自分の牙が湾曲して伸び遂には脳天に刺さるという「バビルサ」という動物がいるという。それがため、〝死を見つめる動物〟と言われている。
「バビルサ」が生息するのはインドネシアのスラウェシ島ならびにその周辺の島々。「バビルサ」という名前は、現地の言葉で豚を意味する「バビ(babi)」と鹿を意味する「ルサ(rusa/roesa)」を合わせたものらしい。
柴田淳(女性のシンガーソングライター)が好きな友人がいて、彼女の『バビルサの牙』というアルバムの名前を口にした。「バビルサ……って?」と疑問符いっぱいで問いなおすと、さっとiPhoneで画像を見せてくれた。目の前をものすごく邪魔そうに牙が生えている。何かに使うものでもないという。
「ああ、これって〝定向進化〟ってヤツだよね?」
こんどはその友人が……
「定向進化ってなに?」
「つまりね、馬の背丈とかマンモスの牙のように一度進化の方向が決まるとそのほうへ一瀉千里で突っ走るってこと。『剣歯虎(サーベル・タイガー)』という巨大な虎は牙が伸び続けて、遂にはオノレの腹を破って絶滅したというのだが、それと『バビルサ』も似ているなって」
「へえ〜」
この〝定向進化〟って言葉は三島由紀夫が市ヶ谷で割腹自殺したときに、そのときまだ朝日新聞の記者だった本多勝一がこの〝定向進化〟という学術専門用語をつかって解説していた。その時始めて目にした言葉であったのだが、その意味を知るにつれ、的確に抉っている使い方に目が眩んだものだった。

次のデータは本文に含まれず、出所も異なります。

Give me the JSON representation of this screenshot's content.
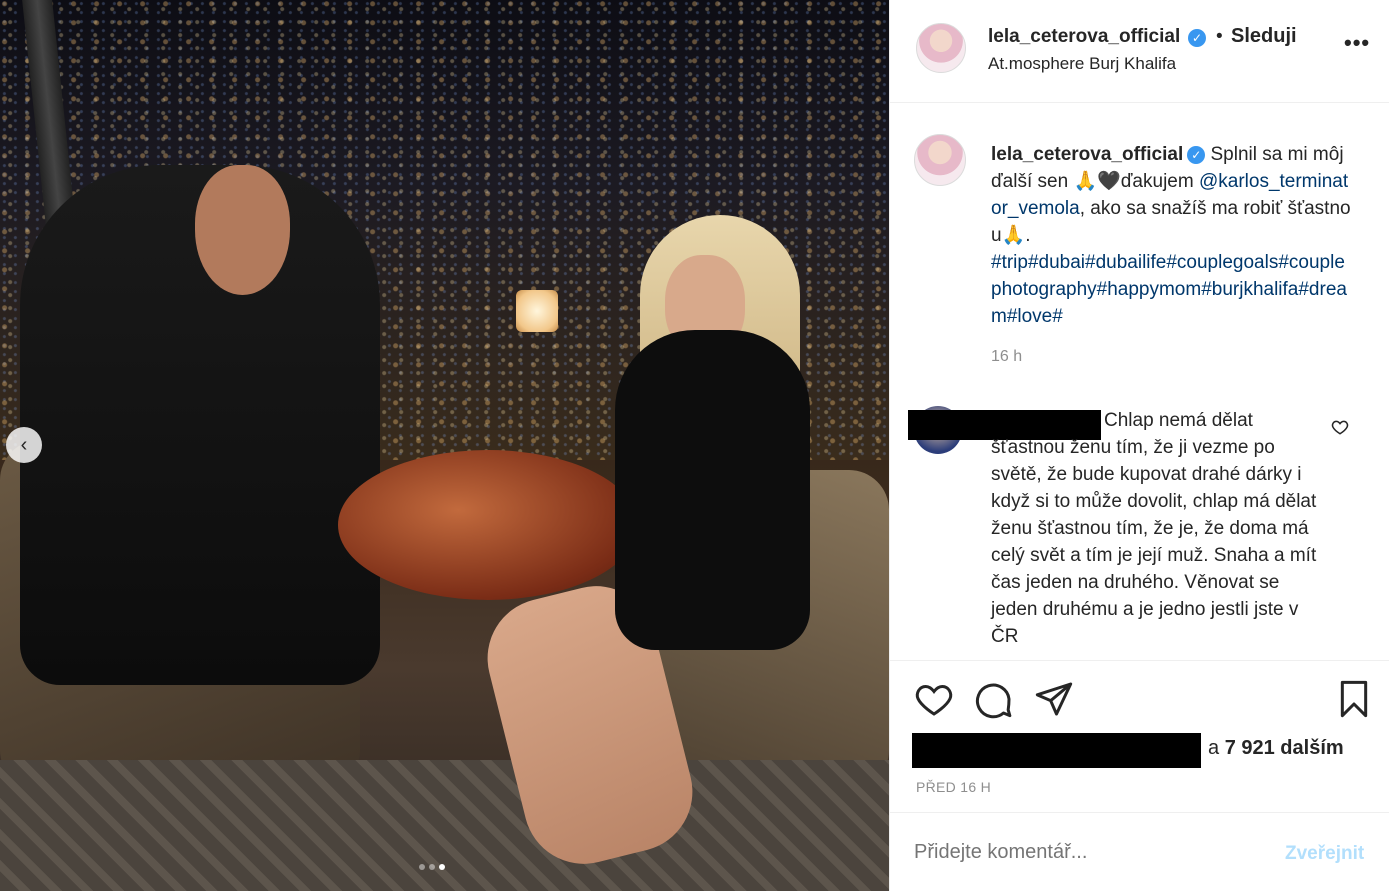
{
  "post": {
    "author": "lela_ceterova_official",
    "follow_label": "Sleduji",
    "separator": "•",
    "location": "At.mosphere Burj Khalifa",
    "more_label": "•••",
    "verified_icon": "✓"
  },
  "caption": {
    "username": "lela_ceterova_official",
    "text_before_mention": " Splnil sa mi môj ďalší sen 🙏🖤ďakujem ",
    "mention": "@karlos_terminator_vemola",
    "text_after_mention": ", ako sa snažíš ma robiť šťastnou🙏.",
    "hashtags": "#trip#dubai#dubailife#couplegoals#coupleph0tography#happymom#burjkhalifa#dream#love#",
    "time": "16 h"
  },
  "comment": {
    "text": "Chlap nemá dělat šťastnou ženu tím, že ji vezme po světě, že bude kupovat drahé dárky i když si to může dovolit, chlap má dělat ženu šťastnou tím, že je, že doma má celý svět a tím je její muž. Snaha a mít čas jeden na druhého. Věnovat se jeden druhému a je jedno jestli jste v ČR"
  },
  "likes": {
    "connector": "a",
    "count_text": "7 921 dalším"
  },
  "timestamp": "PŘED 16 H",
  "add_comment": {
    "placeholder": "Přidejte komentář...",
    "post_label": "Zveřejnit"
  },
  "carousel": {
    "prev_icon": "‹",
    "slide_count": 3,
    "active_slide": 3
  },
  "colors": {
    "link": "#00376b",
    "verified": "#3897f0",
    "muted": "#8e8e8e",
    "post_disabled": "#b2dffc"
  }
}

三島は際限もなく伸び続けるサーベルでオノレの腹を切って果てた。
そう言えば、LAの大きな通りの一つに「ラ・ブレア」というのがある。その近くのウイルシャー大通りに「ラ・ブレア・タールピット博物館」というのがある。「ラ・ブレア」がそもそも「タール」の意味で、要するに「アスファルト」のことだが、そのタールの底なし沼に嵌って命を落としてタール漬けの標本になってしまったマンモスやサーベル・タイガーの骨が出てきている。
脳天を突き刺すバビルサの牙も腹を切り裂く剣歯虎のサーベルも、人間のイマジネーションの産物で、実際にはそういうことは起きない。ただ、メタファーとしてはなかなか使える。